UfukNews. Com, BAUBAU – Dalam rapat koordinasi penataan sistem dasar penanggulangan bencana, bersama Badan Penanggulangan Bencana Daerah (BPBD) Kota Baubau, bersama Pemerintah Provinsi Sulawesi Tenggara (Sultra), yang berlokasi di Nirwana Buton Villa, Kota Baubau, Senin (28/3/2022).
Saat ini, Pemerintah Kota Baubau dan Kabupaten Buton serta Pemerintah Provinsi Sulawesi Tenggara tengah melakukan rapat koordinasi untuk meningkatkan kerjasama, dalam hal ini antisipasi bencana alam.
Saat ditemui (28/3/2022), Bupati Buton La Bakry menyebutkan, dalam mengantisipasi bencana alam, pihaknya membutuhkan kerjasama antara pemerintah daerah dalam hal ini Pemda Kabupaten / Kota, Provinsi serta Pemerintah Pusat.
” Karena berdasarkan potensi bencana alam yang sudah ada dari data kejadian tahun lalu sampai Februari 2022, tentunya kami tidak bisa bergerak tanpa adanya dukungan dari Pemerintah Provinsi Sulawesi Tenggara, terkhusus didalamnya yaitu Gubernur Sulawesi Tenggara dan Pemerintah Pusat, ” terang La Bakry.
Sambungnya, bersama BPBD, tentunya sangat mensupport rencana antisipasi bencana kedepannya. Bukan hanya setahun atau dua tahun, bahkan 40 tahun mendatang, rencana antisipasi bencana akan dilakukan.
” Saat ini, kami tengah melakukan upaya pencegahan, dengan merelokasikan daerah yang rawan bencana terkhusus daerah Pasarwajo dan sekitarnya “, pungkasnya.
Ditempat yang sama, Kepala Pelaksana Badan Penanggulangan Bencana Daerah (BPBD) Kota Baubau, La Ode Muslimin Hibali menjelaskan, pihaknya tengah melakukan upaya penanggulangan bencana di Kecamatan Bungi. Karena lokasi tersebut, memiliki potensi banjir yang sangat besar dan salah satu lokasinya adalah bendungan.
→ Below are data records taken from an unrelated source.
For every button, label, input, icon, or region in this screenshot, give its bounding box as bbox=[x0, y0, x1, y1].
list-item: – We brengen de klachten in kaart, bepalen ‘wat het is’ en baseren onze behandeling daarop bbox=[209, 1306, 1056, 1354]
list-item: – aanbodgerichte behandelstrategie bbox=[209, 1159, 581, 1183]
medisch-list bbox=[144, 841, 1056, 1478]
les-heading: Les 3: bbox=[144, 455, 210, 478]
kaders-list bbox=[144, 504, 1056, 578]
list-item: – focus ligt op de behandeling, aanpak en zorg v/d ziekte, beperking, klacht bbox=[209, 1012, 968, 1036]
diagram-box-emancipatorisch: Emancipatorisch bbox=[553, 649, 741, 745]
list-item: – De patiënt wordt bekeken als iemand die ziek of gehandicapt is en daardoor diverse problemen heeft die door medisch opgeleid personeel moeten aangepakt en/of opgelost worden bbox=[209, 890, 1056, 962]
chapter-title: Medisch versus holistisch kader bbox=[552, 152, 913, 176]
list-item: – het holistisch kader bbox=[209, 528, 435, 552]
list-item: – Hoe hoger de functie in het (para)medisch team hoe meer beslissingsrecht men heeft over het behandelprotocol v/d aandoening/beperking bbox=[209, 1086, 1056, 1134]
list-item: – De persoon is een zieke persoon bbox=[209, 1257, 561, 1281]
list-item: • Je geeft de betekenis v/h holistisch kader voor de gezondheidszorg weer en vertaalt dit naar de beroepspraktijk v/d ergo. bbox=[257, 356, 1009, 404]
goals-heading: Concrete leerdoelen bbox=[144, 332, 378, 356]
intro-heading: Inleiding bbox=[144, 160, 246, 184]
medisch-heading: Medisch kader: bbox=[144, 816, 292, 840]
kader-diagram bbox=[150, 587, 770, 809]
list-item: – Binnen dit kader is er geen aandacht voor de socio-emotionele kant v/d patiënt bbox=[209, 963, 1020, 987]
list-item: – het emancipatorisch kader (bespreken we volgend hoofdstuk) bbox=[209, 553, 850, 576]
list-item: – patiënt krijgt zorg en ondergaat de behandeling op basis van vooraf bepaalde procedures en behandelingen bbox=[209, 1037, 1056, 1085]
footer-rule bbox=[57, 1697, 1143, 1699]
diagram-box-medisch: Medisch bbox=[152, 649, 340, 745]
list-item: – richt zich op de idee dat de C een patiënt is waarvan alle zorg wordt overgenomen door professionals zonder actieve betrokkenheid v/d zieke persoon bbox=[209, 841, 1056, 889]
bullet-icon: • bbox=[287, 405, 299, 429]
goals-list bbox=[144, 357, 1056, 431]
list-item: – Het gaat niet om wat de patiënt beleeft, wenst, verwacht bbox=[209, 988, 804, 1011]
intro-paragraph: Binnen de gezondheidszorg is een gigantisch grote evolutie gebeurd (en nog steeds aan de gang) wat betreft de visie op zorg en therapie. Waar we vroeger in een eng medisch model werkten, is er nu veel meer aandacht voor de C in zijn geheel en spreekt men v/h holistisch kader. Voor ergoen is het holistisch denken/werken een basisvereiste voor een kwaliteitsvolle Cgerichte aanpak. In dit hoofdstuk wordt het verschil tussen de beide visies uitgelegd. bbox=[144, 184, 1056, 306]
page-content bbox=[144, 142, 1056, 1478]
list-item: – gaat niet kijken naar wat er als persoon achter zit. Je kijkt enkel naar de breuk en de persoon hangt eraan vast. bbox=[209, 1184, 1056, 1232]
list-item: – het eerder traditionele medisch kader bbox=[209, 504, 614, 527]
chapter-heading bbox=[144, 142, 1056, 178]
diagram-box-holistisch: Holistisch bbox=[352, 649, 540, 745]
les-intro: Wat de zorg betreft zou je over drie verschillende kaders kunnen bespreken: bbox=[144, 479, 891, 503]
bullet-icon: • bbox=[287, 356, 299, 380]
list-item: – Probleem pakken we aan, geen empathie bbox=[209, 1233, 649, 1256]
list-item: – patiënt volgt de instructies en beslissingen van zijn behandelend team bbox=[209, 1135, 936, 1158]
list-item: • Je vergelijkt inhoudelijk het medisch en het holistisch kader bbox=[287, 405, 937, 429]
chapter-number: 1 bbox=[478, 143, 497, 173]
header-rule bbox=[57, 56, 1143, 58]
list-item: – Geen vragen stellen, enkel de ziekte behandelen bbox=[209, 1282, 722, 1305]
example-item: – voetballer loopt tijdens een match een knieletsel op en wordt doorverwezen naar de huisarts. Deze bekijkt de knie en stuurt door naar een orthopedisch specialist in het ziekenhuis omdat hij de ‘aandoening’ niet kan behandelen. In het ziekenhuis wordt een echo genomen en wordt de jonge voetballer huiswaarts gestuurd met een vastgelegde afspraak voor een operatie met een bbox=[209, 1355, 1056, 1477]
” Untuk antisipasi nya, daerah yang rawan banjir, akan dibuatkan Taluk hingga sampai satu kilo, ” tandasnya.
Muslimin Hibali menambahkan, pihaknya telah memasukan permintaan kepada Pemerintah Provinsi Sulawesi Tenggara, terkait perlengkapan logistik dan program Sekolah Gunung.
“Jika disetujui dengan pemerintah pusat, akan diadakan pembagian bibit untuk reboisasi atau penghijauan kembali “, tutupnya.